Homeland:Eighteen Bitter Songs
Versions of Yannis Ritsos
by David Harsent
Date of Publication : 4 March 2021.
Available now to pre-order
David Harsent has published thirteen volumes of poetry. Legion won the Forward Prize for best collection; Night was triple short-listed in the UK and won the Griffin International Poetry Prize. Fire Songs won the T.S.Eliot Prize. A new collection, Loss, appeared in January 2020. In Secret, Harsent’s versions of Yannis Ritsos, published in 2012, was a Poetry Book Society Recommended Translation.
John Kittmer has a PhD in modern Greek literature and is working on the poetry of Yannis Ritsos.

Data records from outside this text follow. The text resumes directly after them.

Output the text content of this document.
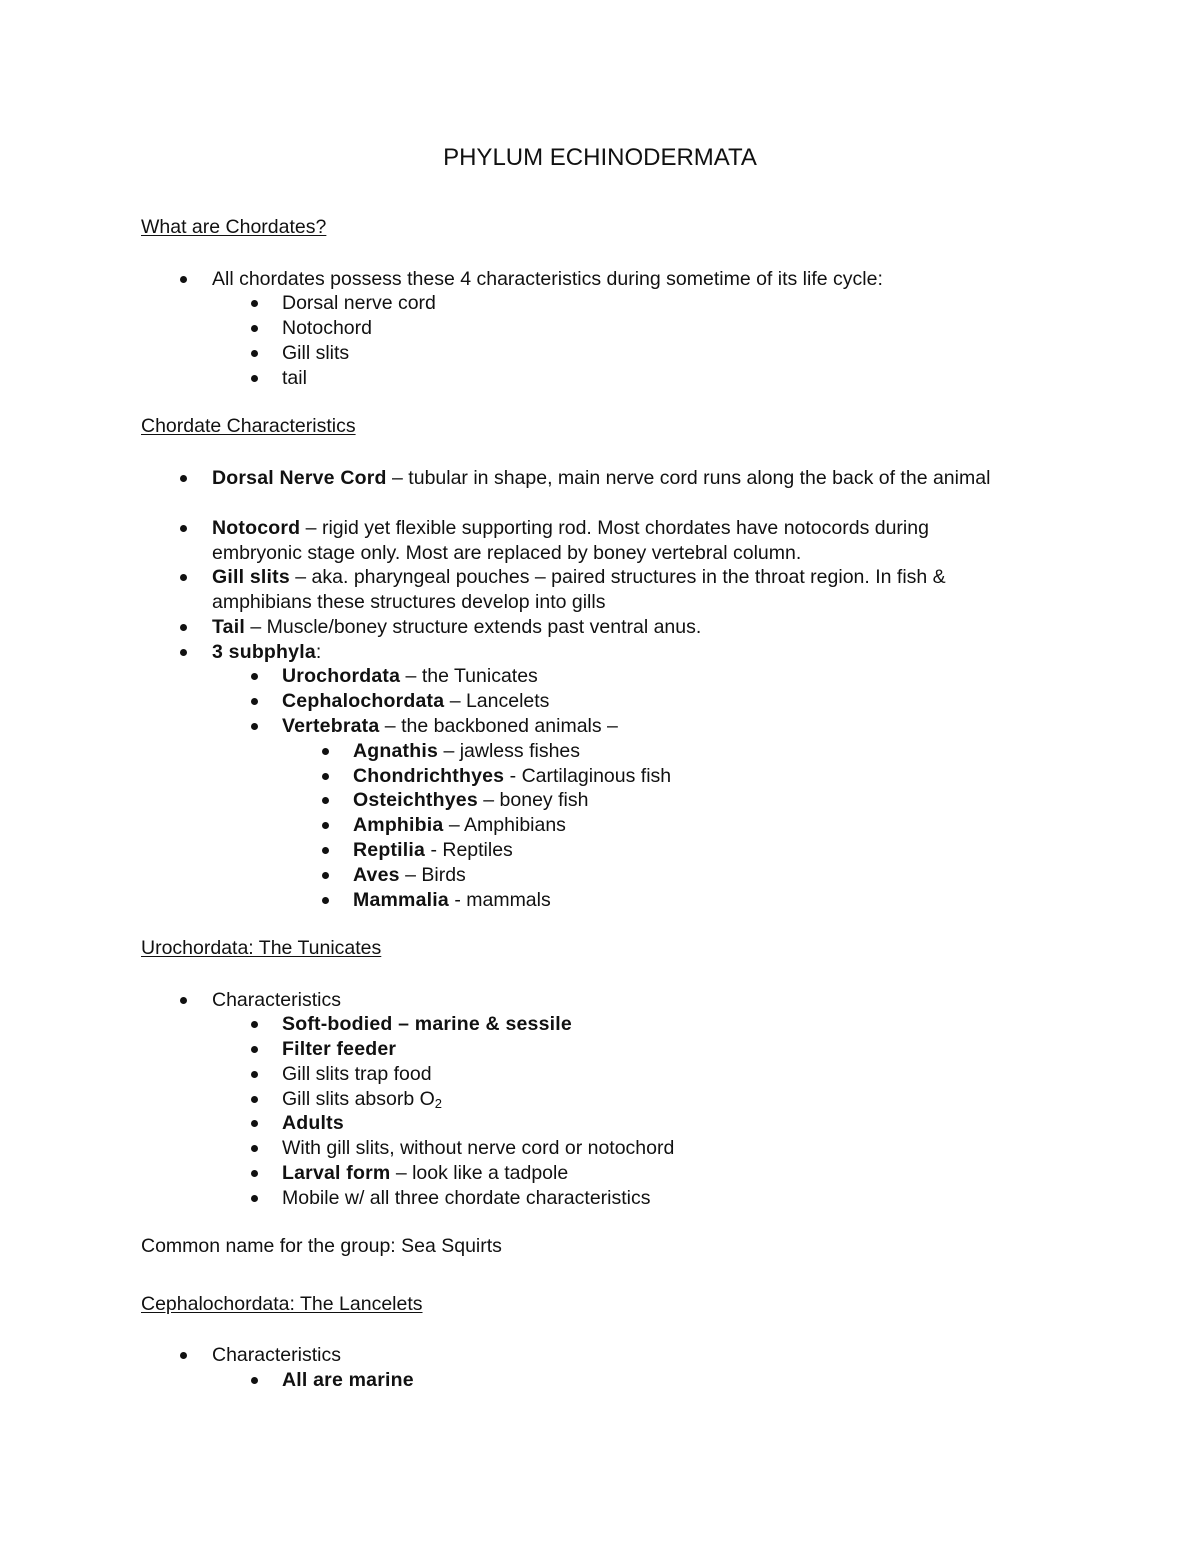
PHYLUM ECHINODERMATA
What are Chordates?
All chordates possess these 4 characteristics during sometime of its life cycle:
Dorsal nerve cord
Notochord
Gill slits
tail
Chordate Characteristics
Dorsal Nerve Cord – tubular in shape, main nerve cord runs along the back of the animal
Notocord – rigid yet flexible supporting rod. Most chordates have notocords during embryonic stage only. Most are replaced by boney vertebral column.
Gill slits – aka. pharyngeal pouches – paired structures in the throat region. In fish & amphibians these structures develop into gills
Tail – Muscle/boney structure extends past ventral anus.
3 subphyla:
Urochordata – the Tunicates
Cephalochordata – Lancelets
Vertebrata – the backboned animals –
Agnathis – jawless fishes
Chondrichthyes - Cartilaginous fish
Osteichthyes – boney fish
Amphibia – Amphibians
Reptilia - Reptiles
Aves – Birds
Mammalia - mammals
Urochordata: The Tunicates
Characteristics
Soft-bodied – marine & sessile
Filter feeder
Gill slits trap food
Gill slits absorb $O_2$
Adults
With gill slits, without nerve cord or notochord
Larval form – look like a tadpole
Mobile w/ all three chordate characteristics
Common name for the group: Sea Squirts
Cephalochordata: The Lancelets
Characteristics
All are marine
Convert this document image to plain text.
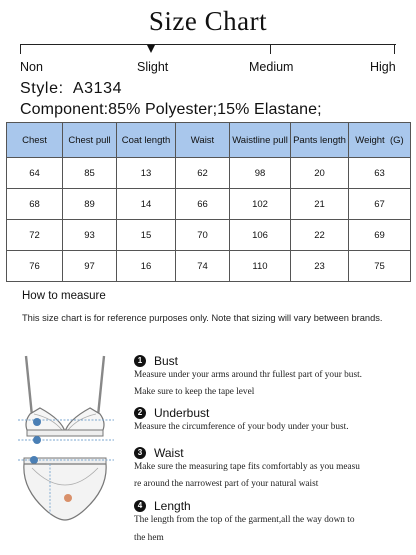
Size Chart
Non	Slight	Medium	High
Style: A3134
Component:85% Polyester;15% Elastane;
Chest	Chest pull	Coat length	Waist	Waistline pull	Pants length	Weight  (G)
64	85	13	62	98	20	63
68	89	14	66	102	21	67
72	93	15	70	106	22	69
76	97	16	74	110	23	75
How to measure
This size chart is for reference purposes only. Note that sizing will vary between brands.
1 Bust
Measure under your arms around thr fullest part of your bust.
Make sure to keep the tape level
2 Underbust
Measure the circumference of your body under your bust.
3 Waist
Make sure the measuring tape fits comfortably as you measu
re around the narrowest part of your natural waist
4 Length
The length from the top of the garment,all the way down to
the hem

Critical praise for Homeland:-
The poetics of an ongoing and bitter revolution needs to be compressed and tough while offering hope. The Greek poet Yannis Ritsos’s Eighteen Bitter Songs, set to music by Mikis Theodorakis, were written in hardship under the rule of the Colonels in 1968. They make a set of eighteen double couplets focusing on the tribulations and consolations of struggle in a natural landscape. David Harsent renders them with a clarity, precision and austere passion that is perfect for our times.
George Szirtes
These exquisite and beautifully chiselled poems themselves become, in Ritsos’s words as translated by Harsent, “a door that opens onto Greece”: conjuring Greek landscape, Greek poetry and Greek heartache.
Ruth Padel
The sober, elegant design of Homeland: Eighteen Bitter Songs commends itself to the hand and the eye, and is perfectly suited to the grave music of David Harsent’s versions of Yannis Ritsos.
Sean O’Brien
David Harsent’s new versions of that abundant poet Yannis Ritsos’ tersest poems are timely: it is as if Greek tenacity, now in the testing times of economic calamity, needed to be honoured anew. They are shrewd and often surprising recreations of poems whose reticence is a form of resistance.
David Ricks, Professor Emeritus of Modern Greek and Comparative Literature, King’s College, London
Ritsos’s curt and sometimes cryptic verses are like the ‘Bitter Songs’ that a person in political danger might sing, sotto voce, to sustain his or her spirit of resistance. Harsent finds and holds just the right pitch to convey to the English reader their urgency and quiet power.